January rolled around and I was reaching my limit of how much more I could withstand in the little puddle of my slowly wasting away life I was wallowing in. Utterly depressed, I was becoming physically ill from my office job. More and more frustrated at how I felt every day, I knew I had to make a change. I was going to quit my job. That was it. It couldn’t be any worse than wanting to down a bottle of vodka at lunch every day just to make it through another ice breaker or story about my co-worker’s childbirth. I hate babies and kids FYI. My plan was vague but it was a plan and I wasn’t going to back out. I couldn’t. I saved my money, updated my resume, put in countless hours hustling for a better opportunity and just hunkered down until the time was right. I could conjure up the whole book series about how bad my last job was. It did, however, afford me a lot of opportunities to advance my skills and learn what I hated. I owed them nothing but I understand what respect is. I gave myself 6 months to get my shit together.

May was here and I was about to lay waste to everyone in my way. Every day the anxiety and sheer chaos from my office job made my body hate me. Job outlooks were so depressing I felt I was doomed. I made a phone call to one of the most epic people I know, Frank over at Thingergy Inc, who I had been doing work for on and off for a little while. Everything changed in that one simple phone call. I put my notice in at the soul-sucking office job shortly after. That phone call…changed my life. It changed everything.

  • July 14th, 2017 was the last day of my job.
  • July 17, 2017 I had a business license in my hands.
  • July 18th, 2017 I was on a plane headed to LA.

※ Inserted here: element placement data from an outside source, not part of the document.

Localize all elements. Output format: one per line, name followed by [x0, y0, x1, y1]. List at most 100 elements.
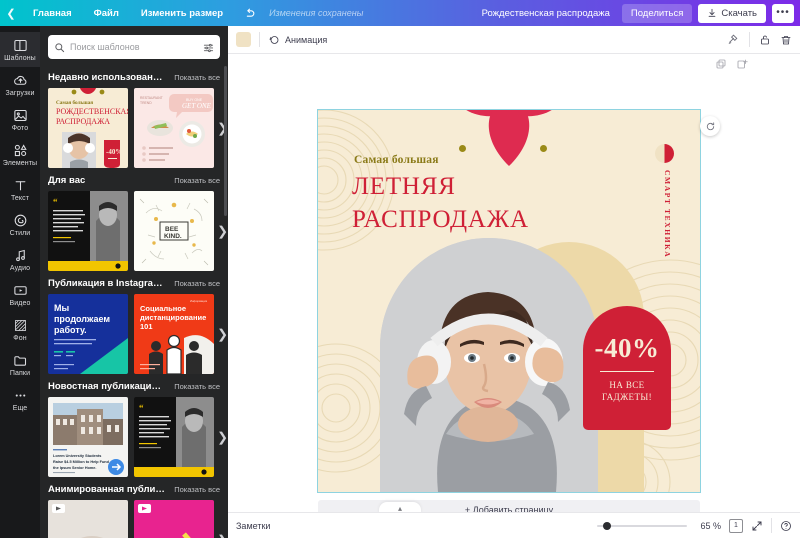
show-all-link[interactable]: Показать все	[174, 73, 220, 82]
discount-badge[interactable]: -40% НА ВСЕ ГАДЖЕТЫ!	[583, 306, 671, 430]
rotate-handle[interactable]	[700, 116, 720, 136]
svg-text:Информация: Информация	[190, 299, 208, 303]
template-thumbnail[interactable]: RESTAURANT TREND BUY ONE GET ONE	[134, 88, 214, 168]
svg-text:Социальное: Социальное	[140, 304, 186, 313]
search-area	[40, 26, 228, 65]
notes-button[interactable]: Заметки	[236, 521, 270, 531]
model-photo[interactable]	[380, 238, 598, 492]
sidebar-item-video[interactable]: Видео	[0, 277, 40, 312]
rotate-icon	[706, 121, 714, 130]
lock-icon[interactable]	[759, 34, 771, 46]
carousel-next-icon[interactable]: ❯	[217, 431, 228, 444]
template-thumbnail[interactable]: BEE KIND.	[134, 191, 214, 271]
sidebar-label-photos: Фото	[11, 125, 29, 132]
panel-scrollbar[interactable]	[224, 66, 227, 216]
show-all-link[interactable]: Показать все	[174, 382, 220, 391]
menu-resize[interactable]: Изменить размер	[130, 0, 234, 26]
template-thumbnail[interactable]	[134, 500, 214, 538]
svg-text:дистанцирование: дистанцирование	[140, 313, 206, 322]
zoom-level: 65 %	[700, 520, 721, 531]
badge-divider	[600, 370, 654, 373]
animation-button[interactable]: Анимация	[268, 34, 327, 46]
audio-icon	[15, 249, 25, 262]
background-color-swatch[interactable]	[236, 32, 251, 47]
zoom-slider[interactable]	[597, 519, 687, 533]
sidebar-item-photos[interactable]: Фото	[0, 102, 40, 137]
svg-text:Lorem University Students: Lorem University Students	[53, 454, 101, 458]
folder-icon	[13, 356, 26, 366]
template-thumbnail[interactable]: Самая большая РОЖДЕСТВЕНСКАЯ РАСПРОДАЖА …	[48, 88, 128, 168]
sidebar-item-elements[interactable]: Элементы	[0, 137, 40, 172]
svg-text:Самая большая: Самая большая	[56, 99, 93, 106]
design-kicker[interactable]: Самая большая	[354, 154, 439, 166]
carousel-next-icon[interactable]: ❯	[217, 328, 228, 341]
sidebar-item-styles[interactable]: Стили	[0, 207, 40, 242]
trash-icon[interactable]	[780, 34, 792, 46]
add-page-icon[interactable]	[736, 58, 748, 70]
template-thumbnail[interactable]: Мы продолжаем работу.	[48, 294, 128, 374]
menu-file[interactable]: Файл	[83, 0, 130, 26]
background-icon	[14, 320, 26, 331]
sidebar-item-text[interactable]: Текст	[0, 172, 40, 207]
sidebar-item-templates[interactable]: Шаблоны	[0, 32, 40, 67]
template-thumbnail[interactable]: Lorem University Students Raise $4.5 Mil…	[48, 397, 128, 477]
more-options-button[interactable]: •••	[772, 3, 794, 23]
sidebar-label-background: Фон	[13, 335, 27, 342]
svg-text:Raise $4.5 Million to Help Fun: Raise $4.5 Million to Help Fund	[53, 460, 110, 464]
brand-vertical-label: СМАРТ ТЕХНИКА	[663, 170, 672, 259]
discount-percent: -40%	[594, 332, 660, 363]
carousel-next-icon[interactable]: ❯	[217, 225, 228, 238]
gold-dot-left	[459, 145, 466, 152]
document-title[interactable]: Рождественская распродажа	[482, 8, 616, 19]
design-title[interactable]: ЛЕТНЯЯ РАСПРОДАЖА	[352, 170, 529, 236]
video-icon	[13, 286, 27, 295]
animation-icon	[269, 35, 279, 44]
sidebar-label-video: Видео	[9, 300, 31, 307]
share-button[interactable]: Поделиться	[621, 3, 693, 23]
svg-text:работу.: работу.	[54, 325, 87, 335]
duplicate-page-icon[interactable]	[715, 58, 727, 70]
search-input[interactable]	[70, 42, 198, 52]
sidebar-item-folders[interactable]: Папки	[0, 347, 40, 382]
svg-text:“: “	[53, 197, 58, 207]
search-box[interactable]	[48, 35, 220, 59]
download-button[interactable]: Скачать	[698, 3, 766, 23]
template-thumbnail[interactable]: “	[134, 397, 214, 477]
templates-panel: Недавно использованные Показать все Сама…	[40, 26, 228, 538]
page-number-button[interactable]: 1	[729, 518, 743, 533]
section-title: Анимированная публикаци...	[48, 484, 166, 495]
elements-icon	[14, 144, 27, 157]
sidebar-item-uploads[interactable]: Загрузки	[0, 67, 40, 102]
help-icon[interactable]	[780, 520, 792, 532]
template-thumbnail[interactable]: Информация Социальное дистанцирование 10…	[134, 294, 214, 374]
svg-text:101: 101	[140, 322, 153, 331]
menu-home[interactable]: Главная	[22, 0, 83, 26]
design-title-line2: РАСПРОДАЖА	[352, 206, 529, 233]
sidebar-item-audio[interactable]: Аудио	[0, 242, 40, 277]
top-bar: ❮ Главная Файл Изменить размер Изменения…	[0, 0, 800, 26]
svg-text:продолжаем: продолжаем	[54, 314, 110, 324]
template-thumbnail[interactable]: “	[48, 191, 128, 271]
carousel-next-icon[interactable]: ❯	[217, 534, 228, 538]
show-all-link[interactable]: Показать все	[174, 176, 220, 185]
svg-text:РАСПРОДАЖА: РАСПРОДАЖА	[56, 117, 110, 126]
sidebar-label-templates: Шаблоны	[4, 55, 36, 62]
show-all-link[interactable]: Показать все	[174, 485, 220, 494]
page-controls	[715, 58, 748, 70]
expand-icon[interactable]	[751, 520, 763, 532]
design-canvas[interactable]: СМАРТ ТЕХНИКА Самая большая ЛЕТНЯЯ РАСПР…	[317, 109, 701, 493]
sidebar-label-text: Текст	[10, 195, 30, 202]
section-title: Для вас	[48, 175, 86, 186]
undo-icon[interactable]	[234, 7, 265, 20]
position-icon[interactable]	[727, 33, 740, 46]
sidebar-item-more[interactable]: Еще	[0, 382, 40, 417]
svg-text:-40%: -40%	[106, 148, 122, 156]
sidebar-item-background[interactable]: Фон	[0, 312, 40, 347]
template-thumbnail[interactable]	[48, 500, 128, 538]
svg-text:the Ipsum Senior Home.: the Ipsum Senior Home.	[53, 466, 96, 470]
back-chevron-icon[interactable]: ❮	[0, 7, 22, 20]
toolbar-divider	[749, 32, 750, 47]
show-all-link[interactable]: Показать все	[174, 279, 220, 288]
section-title: Публикация в Instagram о ко...	[48, 278, 166, 289]
zoom-slider-knob[interactable]	[603, 521, 611, 530]
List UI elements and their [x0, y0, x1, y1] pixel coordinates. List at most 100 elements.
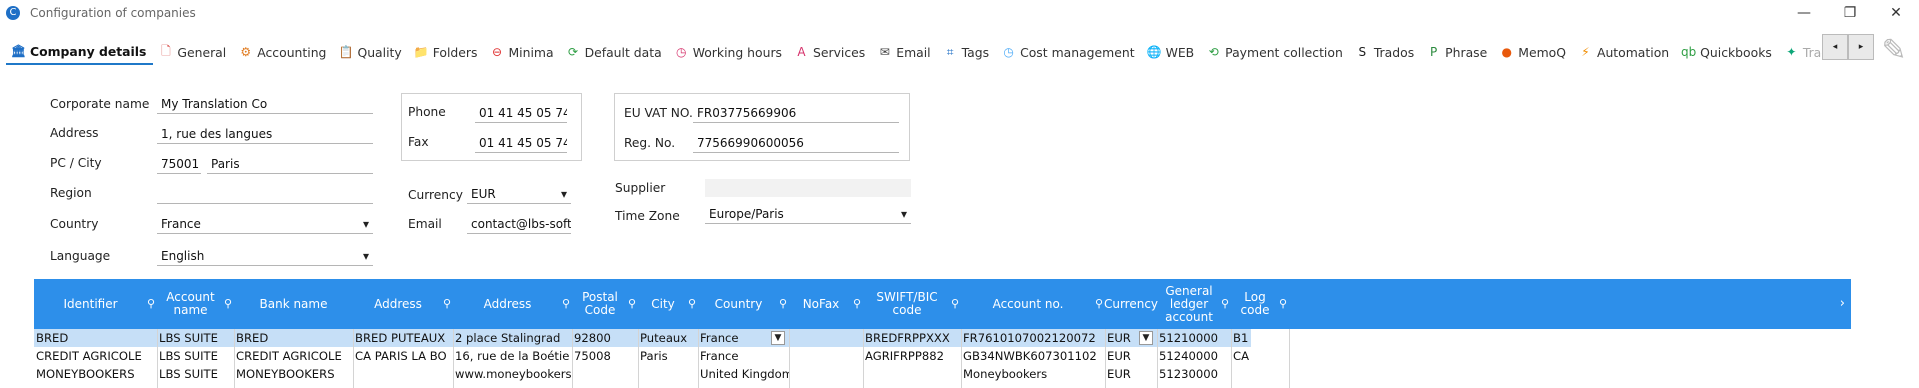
column-header[interactable]: Address [453, 279, 562, 329]
tab-quality[interactable]: 📋 Quality [333, 39, 408, 65]
column-header[interactable]: Account no. [961, 279, 1095, 329]
table-cell[interactable]: 92800 [572, 329, 638, 347]
table-row[interactable]: BRED LBS SUITE BRED BRED PUTEAUX 2 place Sta… [34, 329, 1251, 347]
table-cell[interactable]: LBS SUITE [157, 347, 234, 365]
table-cell[interactable]: Moneybookers [961, 365, 1105, 383]
column-search-icon[interactable]: ⚲ [853, 297, 861, 310]
tab-tags[interactable]: ⌗ Tags [938, 39, 996, 65]
table-cell[interactable]: 16, rue de la Boétie [453, 347, 572, 365]
table-cell[interactable] [353, 365, 453, 383]
table-cell[interactable]: CREDIT AGRICOLE [34, 347, 157, 365]
table-cell[interactable]: www.moneybookers. [453, 365, 572, 383]
column-search-icon[interactable]: ⚲ [779, 297, 787, 310]
reg-no-field[interactable]: 77566990600056 [693, 135, 899, 153]
column-header[interactable]: NoFax [789, 279, 853, 329]
tab-working-hours[interactable]: ◷ Working hours [669, 39, 789, 65]
tab-services[interactable]: A Services [789, 39, 872, 65]
edit-pen-icon[interactable]: ✎ [1876, 32, 1912, 68]
country-dropdown-icon[interactable]: ▼ [771, 331, 785, 345]
currency-dropdown-icon[interactable]: ▼ [1139, 331, 1153, 345]
column-header[interactable]: Country [698, 279, 779, 329]
column-header[interactable]: SWIFT/BIC code [863, 279, 951, 329]
tab-quickbooks[interactable]: qb Quickbooks [1676, 39, 1779, 65]
column-header[interactable]: Address [353, 279, 443, 329]
tab-trados[interactable]: S Trados [1350, 39, 1421, 65]
column-header[interactable]: Account name [157, 279, 224, 329]
table-cell[interactable]: BRED [34, 329, 157, 347]
tab-default-data[interactable]: ⟳ Default data [561, 39, 669, 65]
table-cell[interactable]: 51210000 [1157, 329, 1231, 347]
column-header[interactable]: City [638, 279, 688, 329]
table-cell[interactable]: 51240000 [1157, 347, 1231, 365]
column-search-icon[interactable]: ⚲ [147, 297, 155, 310]
column-search-icon[interactable]: ⚲ [628, 297, 636, 310]
time-zone-select[interactable]: Europe/Paris [705, 206, 911, 224]
table-cell[interactable]: BRED [234, 329, 353, 347]
table-cell[interactable]: 51230000 [1157, 365, 1231, 383]
table-cell[interactable]: 2 place Stalingrad [453, 329, 572, 347]
tab-general[interactable]: 🗋 General [153, 39, 233, 65]
table-cell[interactable]: B1 [1231, 329, 1289, 347]
table-cell[interactable]: MONEYBOOKERS [234, 365, 353, 383]
city-field[interactable]: Paris [207, 156, 373, 174]
table-row[interactable]: MONEYBOOKERS LBS SUITE MONEYBOOKERS www.mon… [34, 365, 1251, 383]
tab-folders[interactable]: 📁 Folders [409, 39, 485, 65]
column-search-icon[interactable]: ⚲ [562, 297, 570, 310]
table-cell[interactable]: 75008 [572, 347, 638, 365]
column-search-icon[interactable]: ⚲ [224, 297, 232, 310]
table-cell[interactable]: LBS SUITE [157, 365, 234, 383]
column-search-icon[interactable]: ⚲ [1221, 297, 1229, 310]
table-cell[interactable]: BRED PUTEAUX [353, 329, 453, 347]
tab-company-details[interactable]: 🏛 Company details [6, 39, 154, 65]
tab-cost-management[interactable]: ◷ Cost management [996, 39, 1142, 65]
fax-field[interactable]: 01 41 45 05 74 [475, 135, 567, 153]
table-cell[interactable] [789, 329, 863, 347]
column-header[interactable]: Currency [1104, 279, 1158, 329]
table-cell[interactable]: United Kingdom [698, 365, 789, 383]
tab-scroll-right-button[interactable]: ▸ [1848, 34, 1874, 60]
table-cell[interactable]: BREDFRPPXXX [863, 329, 961, 347]
table-cell[interactable]: EUR [1105, 365, 1157, 383]
tab-scroll-left-button[interactable]: ◂ [1822, 34, 1848, 60]
language-select[interactable]: English [157, 248, 373, 266]
table-cell[interactable]: CA [1231, 347, 1289, 365]
column-header[interactable]: Bank name [234, 279, 353, 329]
address-field[interactable]: 1, rue des langues [157, 126, 373, 144]
table-cell[interactable]: GB34NWBK607301102 [961, 347, 1105, 365]
email-field[interactable]: contact@lbs-softw [467, 216, 571, 234]
table-cell[interactable]: LBS SUITE [157, 329, 234, 347]
close-button[interactable]: ✕ [1873, 0, 1919, 26]
postal-code-field[interactable]: 75001 [157, 156, 201, 174]
region-field[interactable] [157, 186, 373, 204]
column-search-icon[interactable]: ⚲ [1095, 297, 1103, 310]
table-cell[interactable]: CREDIT AGRICOLE [234, 347, 353, 365]
table-cell[interactable] [572, 365, 638, 383]
eu-vat-field[interactable]: FR03775669906 [693, 105, 899, 123]
tab-phrase[interactable]: P Phrase [1421, 39, 1494, 65]
table-cell[interactable]: EUR [1105, 347, 1157, 365]
table-cell[interactable] [863, 365, 961, 383]
column-header[interactable]: Postal Code [572, 279, 628, 329]
tab-memoq[interactable]: ● MemoQ [1494, 39, 1573, 65]
table-cell[interactable] [789, 347, 863, 365]
column-search-icon[interactable]: ⚲ [951, 297, 959, 310]
table-cell[interactable]: CA PARIS LA BO [353, 347, 453, 365]
column-search-icon[interactable]: ⚲ [1279, 297, 1287, 310]
tab-email[interactable]: ✉ Email [872, 39, 937, 65]
table-cell[interactable] [1231, 365, 1289, 383]
table-cell[interactable] [789, 365, 863, 383]
table-cell[interactable]: Paris [638, 347, 698, 365]
table-cell[interactable]: FR7610107002120072 [961, 329, 1105, 347]
corporate-name-field[interactable]: My Translation Co [157, 96, 373, 114]
table-cell[interactable]: France [698, 347, 789, 365]
table-cell[interactable]: Puteaux [638, 329, 698, 347]
column-search-icon[interactable]: ⚲ [688, 297, 696, 310]
table-cell[interactable]: AGRIFRPP882 [863, 347, 961, 365]
minimize-button[interactable]: — [1781, 0, 1827, 26]
table-cell[interactable]: MONEYBOOKERS [34, 365, 157, 383]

There was no turning back now.

August I had the biggest job I have ever had, literally and figuratively with Thingergy which almost broke me but it was finished. I saw it in person. I almost cried. I’ll never be able to share it with you. Go nuts on what you might think it is…

November hit hard and I had officially formed my business into Wartooth Designs LLC. That fancy bit on the end makes me legit. There was REALLY no turning back now. I finished what I set out to do. I continue to do that in everything I have done this year. I stopped hesitating. Hesitation is an opportunity lost. I went for it. I started making decisions and following through with them not thinking about what others might think or how they would react. I was owning my actions. I created without fear. Without anything standing in my way.

2017 was the year I made things happen. It wasn’t always pretty and I failed more than I ever want to think about. I learned something every time I screwed something up. I learned every time I finished something and it wasn’t perfect. I learned how to fix it for the better next time. I was never going to improve if I never actually did anything. I made coloring books, I created sculptures, I wrote blogs, I streamed live on Twitch. I did it. These projects will continue to evolve. They are starting points. Everything that you do is a starting point even if its a “finished piece”. The next one will be better…and the next one after that…and after that.

I am late posting this. Again, it’s finished. Not perfect.